The goal, the SEC said, is to provide better insight into the operations and strategies of these funds and their advisers and improve data quality and comparability.
“Through strained logic, we manage to transform one-off reports describing the idiosyncrasies of individual private funds into harbingers of market-wide contagion.”
SEC Commissioner Hester Peirce, dissenting
Further, the amendments will require additional basic information about advisers and the private funds they advise, including identifying information, assets under management, withdrawal and redemption rights, gross asset value and net asset value, beneficial ownership, among other things.

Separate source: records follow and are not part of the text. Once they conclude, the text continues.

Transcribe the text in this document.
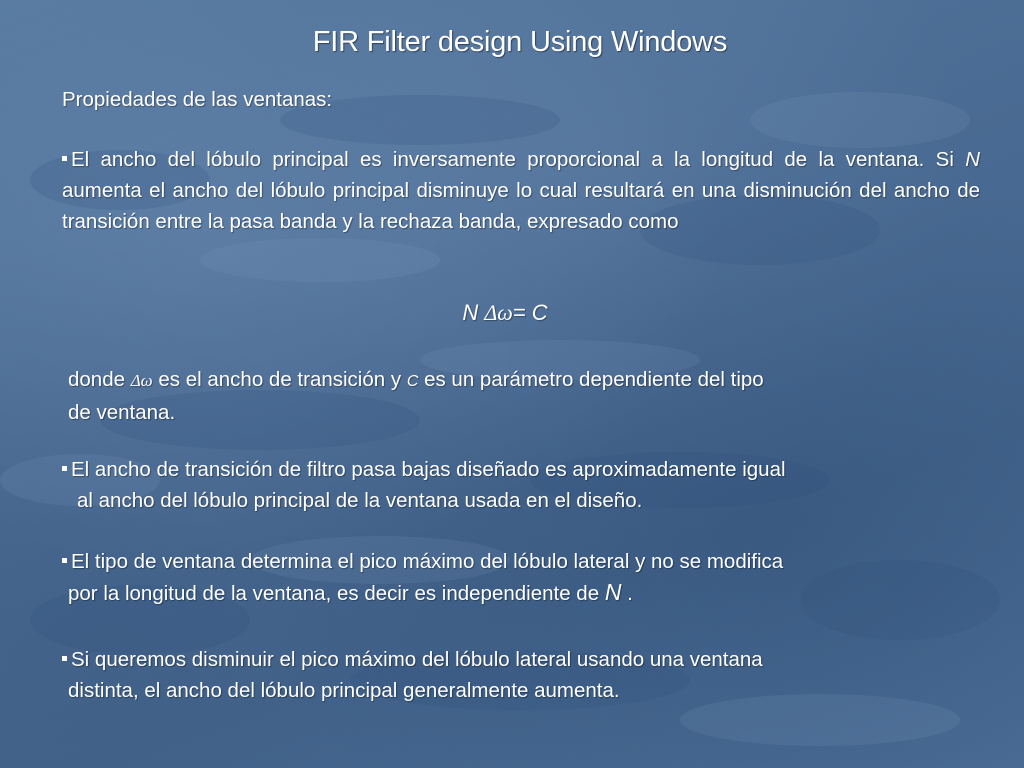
FIR Filter design Using Windows
Propiedades de las ventanas:
El ancho del lóbulo principal es inversamente proporcional a la longitud de la ventana. Si N aumenta el ancho del lóbulo principal disminuye lo cual resultará en una disminución del ancho de transición entre la pasa banda y la rechaza banda, expresado como
N Δω= C
donde Δω es el ancho de transición y C es un parámetro dependiente del tipo
de ventana.
El ancho de transición de filtro pasa bajas diseñado es aproximadamente igual
al ancho del lóbulo principal de la ventana usada en el diseño.
El tipo de ventana determina el pico máximo del lóbulo lateral y no se modifica
por la longitud de la ventana, es decir es independiente de N .
Si queremos disminuir el pico máximo del lóbulo lateral usando una ventana
distinta, el ancho del lóbulo principal generalmente aumenta.
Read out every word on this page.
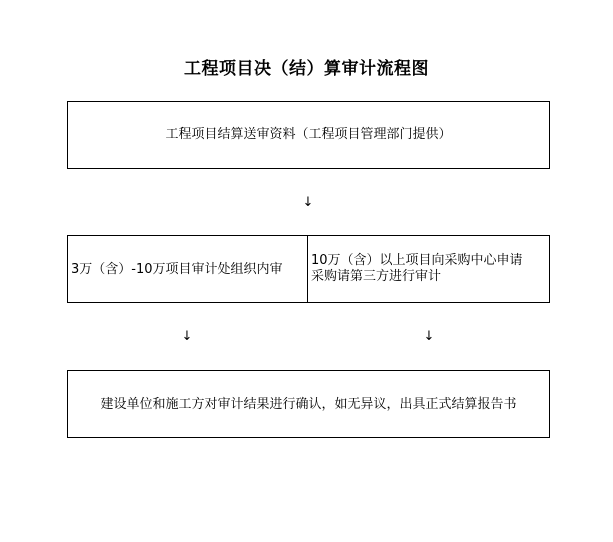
工程项目决（结）算审计流程图
工程项目结算送审资料（工程项目管理部门提供）
↓
3万（含）-10万项目审计处组织内审
10万（含）以上项目向采购中心申请
采购请第三方进行审计
↓	↓
建设单位和施工方对审计结果进行确认，如无异议，出具正式结算报告书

The amendments will also require more detailed information about the investment strategies, counterparty exposures, and trading and clearing mechanisms employed by hedge funds, while also removing duplicate questions, to provide greater insight into hedge funds’ operations and strategies, assist in identifying trends, and improve data quality and comparability, the SEC said.
Form PF – why the updates?
In response to the 2008 crisis, Congress mandated that the SEC and the CFTC adopt rules to establish reporting requirements for private funds. This reporting was to be “as necessary and appropriate in the public interest and for the protection of investors, or for the assessment of systemic risk”. Thus, the two agencies jointly adopted Form PF in 2011.

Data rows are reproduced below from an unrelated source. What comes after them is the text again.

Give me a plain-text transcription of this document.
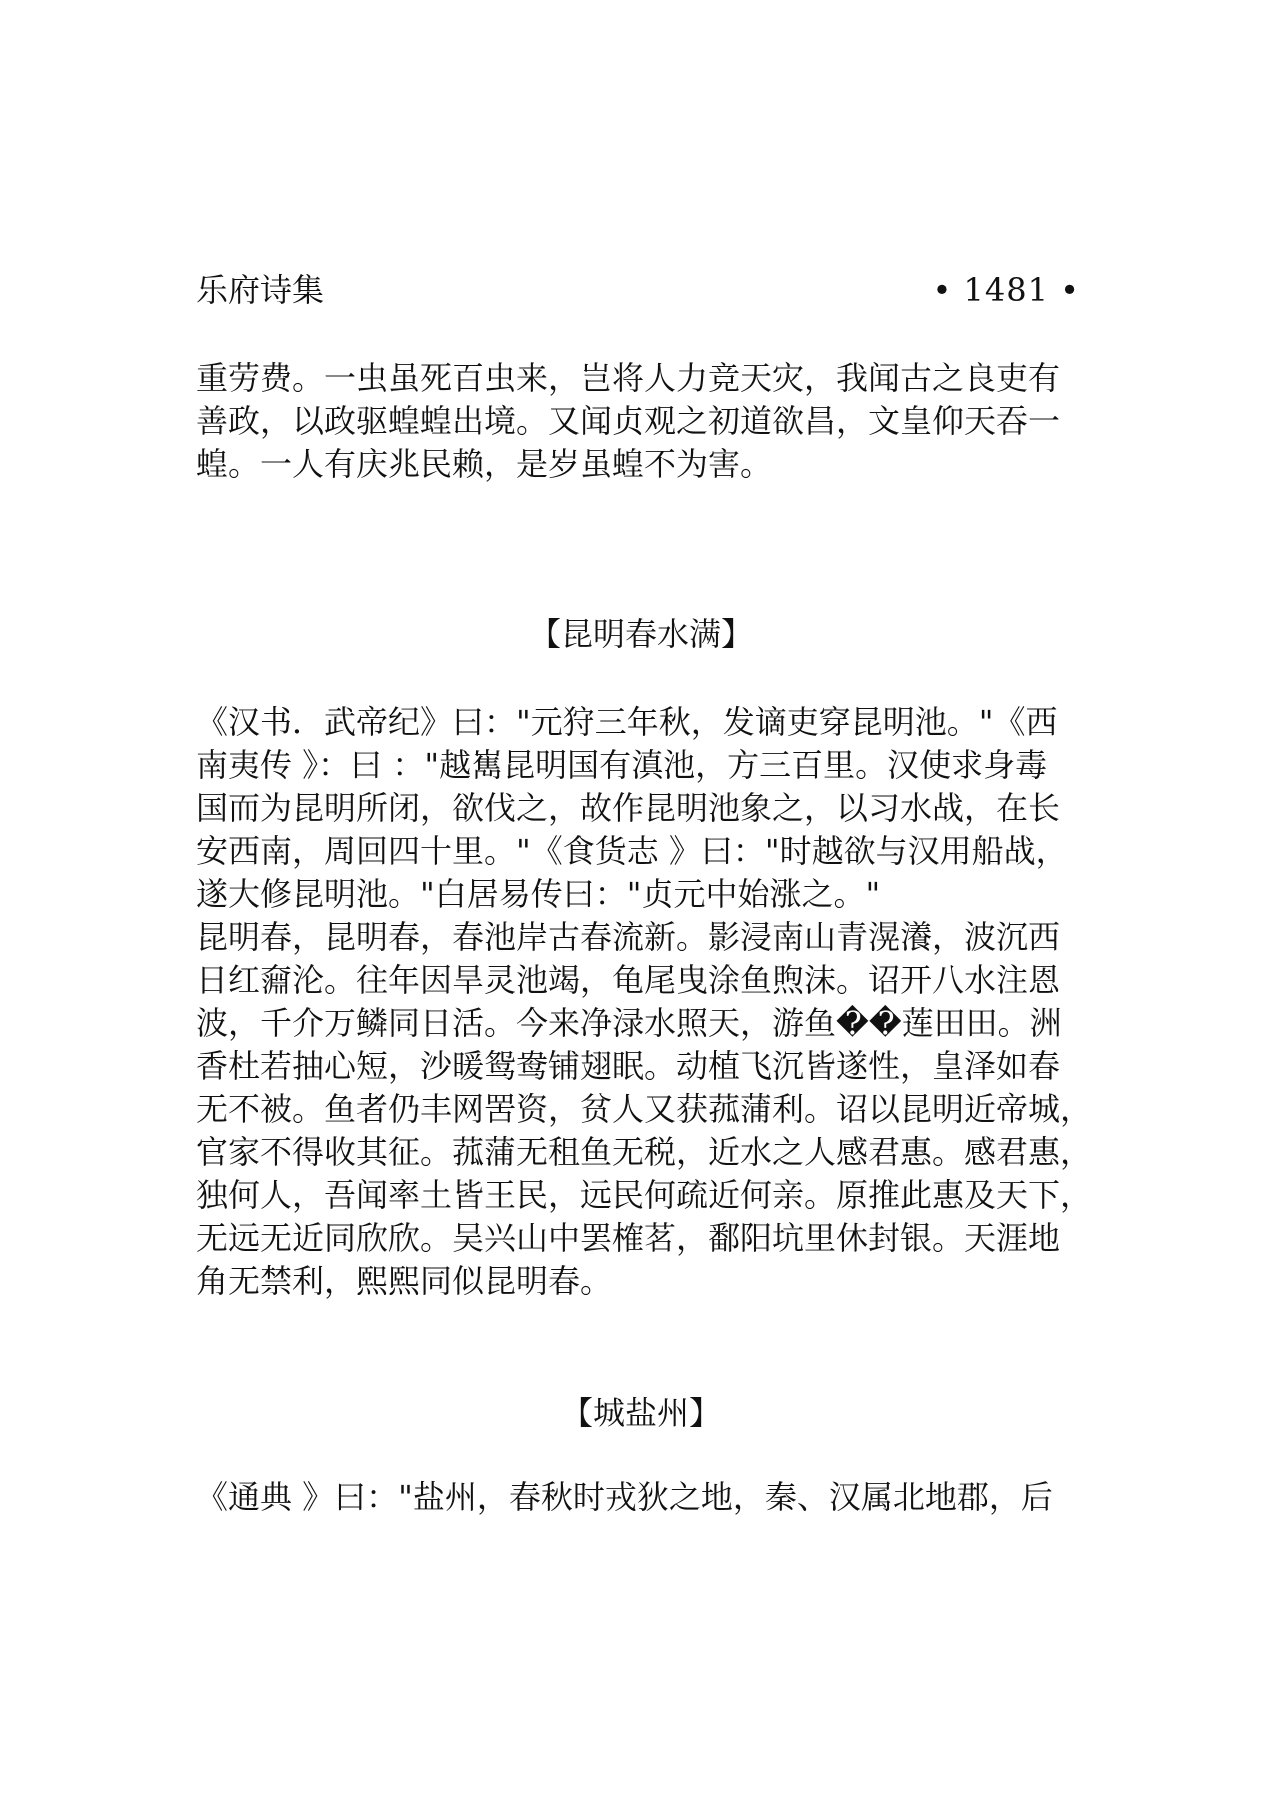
乐府诗集	• 1481 •

重劳费。一虫虽死百虫来，岂将人力竞天灾，我闻古之良吏有
善政，以政驱蝗蝗出境。又闻贞观之初道欲昌，文皇仰天吞一
蝗。一人有庆兆民赖，是岁虽蝗不为害。

【昆明春水满】

《汉书．武帝纪》曰："元狩三年秋，发谪吏穿昆明池。"《西
南夷传 》：曰 ："越嶲昆明国有滇池，方三百里。汉使求身毒
国而为昆明所闭，欲伐之，故作昆明池象之，以习水战，在长
安西南，周回四十里。"《食货志 》曰："时越欲与汉用船战，
遂大修昆明池。"白居易传曰："贞元中始涨之。"

昆明春，昆明春，春池岸古春流新。影浸南山青滉瀁，波沉西
日红奫沦。往年因旱灵池竭，龟尾曳涂鱼煦沫。诏开八水注恩
波，千介万鳞同日活。今来净渌水照天，游鱼��莲田田。洲
香杜若抽心短，沙暖鸳鸯铺翅眠。动植飞沉皆遂性，皇泽如春
无不被。鱼者仍丰网罟资，贫人又获菰蒲利。诏以昆明近帝城，
官家不得收其征。菰蒲无租鱼无税，近水之人感君惠。感君惠，
独何人，吾闻率土皆王民，远民何疏近何亲。原推此惠及天下，
无远无近同欣欣。吴兴山中罢榷茗，鄱阳坑里休封银。天涯地
角无禁利，熙熙同似昆明春。

【城盐州】

《通典 》曰："盐州，春秋时戎狄之地，秦、汉属北地郡，后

SEC Chair Gary Gensler was serving as the Chair of the CFTC at the time.
So, why add to the disclosure obligations now?
As the majority of SEC commissioners who approved the new rule on Thursday point out, private funds have evolved significantly in the 13 years since Form PF was first adopted. Further, private funds today are ever more interconnected with the broader capital markets. They have nearly have tripled in size in the last decade to approximately $26 trillion in gross assets. (This compares with the US commercial banking industry of approximately $23 trillion.)

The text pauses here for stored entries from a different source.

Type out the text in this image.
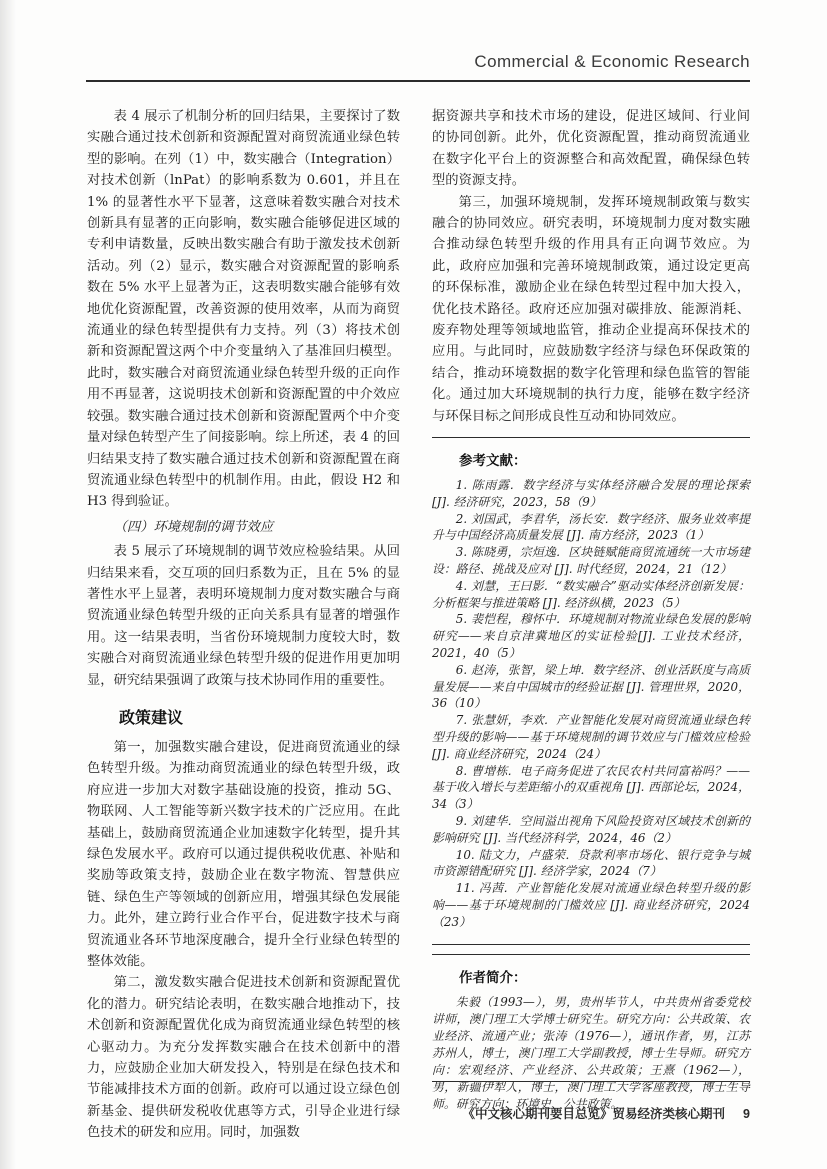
Commercial & Economic Research

表 4 展示了机制分析的回归结果，主要探讨了数实融合通过技术创新和资源配置对商贸流通业绿色转型的影响。在列（1）中，数实融合（Integration）对技术创新（lnPat）的影响系数为 0.601，并且在 1% 的显著性水平下显著，这意味着数实融合对技术创新具有显著的正向影响，数实融合能够促进区域的专利申请数量，反映出数实融合有助于激发技术创新活动。列（2）显示，数实融合对资源配置的影响系数在 5% 水平上显著为正，这表明数实融合能够有效地优化资源配置，改善资源的使用效率，从而为商贸流通业的绿色转型提供有力支持。列（3）将技术创新和资源配置这两个中介变量纳入了基准回归模型。此时，数实融合对商贸流通业绿色转型升级的正向作用不再显著，这说明技术创新和资源配置的中介效应较强。数实融合通过技术创新和资源配置两个中介变量对绿色转型产生了间接影响。综上所述，表 4 的回归结果支持了数实融合通过技术创新和资源配置在商贸流通业绿色转型中的机制作用。由此，假设 H2 和 H3 得到验证。

（四）环境规制的调节效应

表 5 展示了环境规制的调节效应检验结果。从回归结果来看，交互项的回归系数为正，且在 5% 的显著性水平上显著，表明环境规制力度对数实融合与商贸流通业绿色转型升级的正向关系具有显著的增强作用。这一结果表明，当省份环境规制力度较大时，数实融合对商贸流通业绿色转型升级的促进作用更加明显，研究结果强调了政策与技术协同作用的重要性。

政策建议

第一，加强数实融合建设，促进商贸流通业的绿色转型升级。为推动商贸流通业的绿色转型升级，政府应进一步加大对数字基础设施的投资，推动 5G、物联网、人工智能等新兴数字技术的广泛应用。在此基础上，鼓励商贸流通企业加速数字化转型，提升其绿色发展水平。政府可以通过提供税收优惠、补贴和奖励等政策支持，鼓励企业在数字物流、智慧供应链、绿色生产等领域的创新应用，增强其绿色发展能力。此外，建立跨行业合作平台，促进数字技术与商贸流通业各环节地深度融合，提升全行业绿色转型的整体效能。

第二，激发数实融合促进技术创新和资源配置优化的潜力。研究结论表明，在数实融合地推动下，技术创新和资源配置优化成为商贸流通业绿色转型的核心驱动力。为充分发挥数实融合在技术创新中的潜力，应鼓励企业加大研发投入，特别是在绿色技术和节能减排技术方面的创新。政府可以通过设立绿色创新基金、提供研发税收优惠等方式，引导企业进行绿色技术的研发和应用。同时，加强数

据资源共享和技术市场的建设，促进区域间、行业间的协同创新。此外，优化资源配置，推动商贸流通业在数字化平台上的资源整合和高效配置，确保绿色转型的资源支持。

第三，加强环境规制，发挥环境规制政策与数实融合的协同效应。研究表明，环境规制力度对数实融合推动绿色转型升级的作用具有正向调节效应。为此，政府应加强和完善环境规制政策，通过设定更高的环保标准，激励企业在绿色转型过程中加大投入，优化技术路径。政府还应加强对碳排放、能源消耗、废弃物处理等领域地监管，推动企业提高环保技术的应用。与此同时，应鼓励数字经济与绿色环保政策的结合，推动环境数据的数字化管理和绿色监管的智能化。通过加大环境规制的执行力度，能够在数字经济与环保目标之间形成良性互动和协同效应。

参考文献：
1. 陈雨露．数字经济与实体经济融合发展的理论探索[J]. 经济研究，2023，58（9）
2. 刘国武，李君华，汤长安．数字经济、服务业效率提升与中国经济高质量发展 [J]. 南方经济，2023（1）
3. 陈晓勇，宗烜逸．区块链赋能商贸流通统一大市场建设：路径、挑战及应对 [J]. 时代经贸，2024，21（12）
4. 刘慧，王曰影．“数实融合”驱动实体经济创新发展：分析框架与推进策略 [J]. 经济纵横，2023（5）
5. 裴恺程，穆怀中．环境规制对物流业绿色发展的影响研究——来自京津冀地区的实证检验[J]. 工业技术经济，2021，40（5）
6. 赵涛，张智，梁上坤．数字经济、创业活跃度与高质量发展——来自中国城市的经验证据 [J]. 管理世界，2020，36（10）
7. 张慧妍，李欢．产业智能化发展对商贸流通业绿色转型升级的影响——基于环境规制的调节效应与门槛效应检验 [J]. 商业经济研究，2024（24）
8. 曹增栋．电子商务促进了农民农村共同富裕吗？——基于收入增长与差距缩小的双重视角 [J]. 西部论坛，2024，34（3）
9. 刘建华．空间溢出视角下风险投资对区域技术创新的影响研究 [J]. 当代经济科学，2024，46（2）
10. 陆文力，卢盛荣．贷款利率市场化、银行竞争与城市资源错配研究 [J]. 经济学家，2024（7）
11. 冯茜．产业智能化发展对流通业绿色转型升级的影响——基于环境规制的门槛效应 [J]. 商业经济研究，2024（23）
作者简介：

朱毅（1993—），男，贵州毕节人，中共贵州省委党校讲师，澳门理工大学博士研究生。研究方向：公共政策、农业经济、流通产业；张涛（1976—），通讯作者，男，江苏苏州人，博士，澳门理工大学副教授，博士生导师。研究方向：宏观经济、产业经济、公共政策；王熹（1962—），男，新疆伊犁人，博士，澳门理工大学客座教授，博士生导师。研究方向：环境史、公共政策。

《中文核心期刊要目总览》贸易经济类核心期刊 9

Greater visibility into these funds is critical, they contend, especially since Form PF first was adopted, the SEC, CFTC and FSOC have identified gaps in the information they receive.
Comments from dissenters
SEC Commissioner Mark Uyeda said: “These form amendments also appear to exceed the authority granted to the Commission by Congress. The Investment Advisers Act of 1940 – as amended by Title IV of the Dodd-Frank Act – authorizes the Commission to require private fund advisers to file reports only if ‘necessary and appropriate in the public interest and for the protection of investors, or for the assessment of systemic risk by [FSOC]’.”
And Commissioner Hester Peirce said: “Form PF has not-so-subtly morphed into an all-purpose means to gather information from the private market under the seemingly limitless rubric of systemic risk. Through strained logic, we manage to transform one-off reports describing the idiosyncrasies of individual private funds into harbingers of market-wide contagion”.
Mark Uyeda and CFTC Commissioner Caroline Pham co-authored a dissent that addressed the memorandum of understanding (MOU) between the two agencies, under which the SEC will grant the CFTC unrestricted access to the data submitted by Form PF filers. They said the MOU contains a number of deficiencies, including that “broader distribution of all Form PF data increases its vulnerability to cybersecurity threats, and the MOU’s provisions for handling of confidential Form PF data are inadequate, given the sensitivity of that information”.
Private funds 2023
Yesterday’s adoption of greater disclosure requirements was the third step the SEC has taken recently to update the reporting obligations of this sector of the capital markets.
Last year, the agency adopted requirements for certain advisers to hedge funds and private equity funds to provide current reporting of key events and enhanced the reporting requirements for large private equity fund advisers. The first phase of the implementation went into place in December.
Separately, the SEC also finalized amendments to Form PF for large liquidity fund advisers to align their reporting requirements with those of money market funds.